Biography of Giovanna Lombardi
I am Professor of Human Transplant Immunology in the Department of Nephrology and Transplantation, DIIID, MRC Centre in Transplantation, at King’s College London (KCL), UK.
Before moving to KCL in 2005 I was Reader in Cellular Immunology (from 2002) in the Department of Immunology, Division of Medicine, Imperial College School of Medicine, Hammersmith Hospital, London, UK. I joined the Department of Immunology at the Hammersmith Hospital in 1987 from the University of Rome, Italy as Senior Research Officier.
The research in my laboratory has focused on the mechanisms of transplant rejection and tolerance. In the last few years the research has concentrated particularly on the phenotype and function of naturally occurring regulatory CD4+CD25+ T cells (Tregs) in health and disease both in the murine system and in man. More recently we have analysed the possibility of manipulating this population of cells in vitro to use for immunotherapy in transplanted patients. The work has led to important publications that further support the idea that adoptive cell therapy using alloantigen-specific regulatory T cells can offer an advantage compared to polyclonal Tregs for preventing chronic allograft rejection. However in the last year we have established a protocol to expand polyclonal Tregs for clinical use. Our group is part of a large EU cell therapy consortium aiming at adoptive Treg therapy in renal transplant recipients. The prediction is that these treatments will start by the middle of 2012. In parallel dendritic cells have been considered as another source of cells that can induce tolerance. While in vitro we have demonstrated that drug-treated DCs can induce/expand regulatory T cells, in vivo we have shown that injected donor derived DCs can prime recipient T cells against the allograft.
Five selected recent publications:
Buckland M., C.B. Jago, H. Fazekasova, K. Scott, P.H. Tan, A. J.T. George2, R. Lechler, G. Lombardi. 2006. Aspirin-treated Human DCs upregulate ILT-3 and induce hyporesponsiveness and regulatory activity in responder T cells. American Journal of Transplantation. 6: 2046-2059.

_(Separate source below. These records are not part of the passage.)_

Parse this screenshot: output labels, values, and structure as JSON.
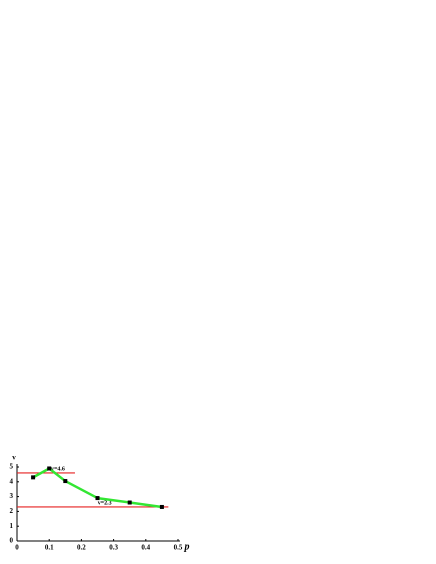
{
  "chart_data": {
    "type": "line",
    "x_label": "p",
    "y_label": "v",
    "x": [
      0.05,
      0.1,
      0.15,
      0.25,
      0.35,
      0.45
    ],
    "series": [
      {
        "color": "#33e633",
        "values": [
          4.3,
          4.9,
          4.05,
          2.9,
          2.6,
          2.3
        ]
      }
    ],
    "marker_color": "#000000",
    "hlines": [
      {
        "value": 4.6,
        "label": "v=4.6",
        "x_range": [
          0,
          0.18
        ],
        "color": "#e62020"
      },
      {
        "value": 2.3,
        "label": "v=2.3",
        "x_range": [
          0,
          0.47
        ],
        "color": "#e62020"
      }
    ],
    "xlim": [
      0,
      0.5
    ],
    "xticks": [
      0,
      0.1,
      0.2,
      0.3,
      0.4,
      0.5
    ],
    "ylim": [
      0,
      5
    ],
    "yticks": [
      0,
      1,
      2,
      3,
      4,
      5
    ]
  }
}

Jiang S., J. Tsang, S. Stevenson, D. Game, G. Lombardi and R.I.Lechler. 2006. Generation and expansion of human CD4+CD25+ regulatory T cells with indirect allospecificity: potential reagents to promote donotr-specific transplantation tolerance. Transplantation 82(12):1738-1743..
Tsang, J Y-S, Y. Tanriver, S. Jiang, S-A Xue, K. Ratnasothy, D. Chen, H. J. Stauss, R.P. Bucy, G. Lombardi* and R. Lechler*. 2008. Coferring indirect allospecificity on CD4+CD25+ Tregs by TCR gene transfer favors transplantation tolerance in mice. J. Clin. Invest. 118: 3619-3628.
Tsang J. Y-S, Y. Tanriver, S. Jiang, E. Leung, K. Ratnasothy, G. Lombardi* and R. Lechler*. 2009. Indefinite mouse heart allograft survival in recipient treated with CD4+CD25+ regulatory T cells with indirect allospecificity and short term immunosuppression. Transplant Immunol. 21: 203-209.
Tanriver Y., K. Ratnasothy, R. P. Bucy, G. Lombardi* and R. Lechler*. 2010. Targeting MHC class I monomers to dendritic cells inhibits the indirect pathway of allorecognition and the production of IgG alloantibodies leading to longterm allograft survival. J. Immunol. 184: 1757-1764.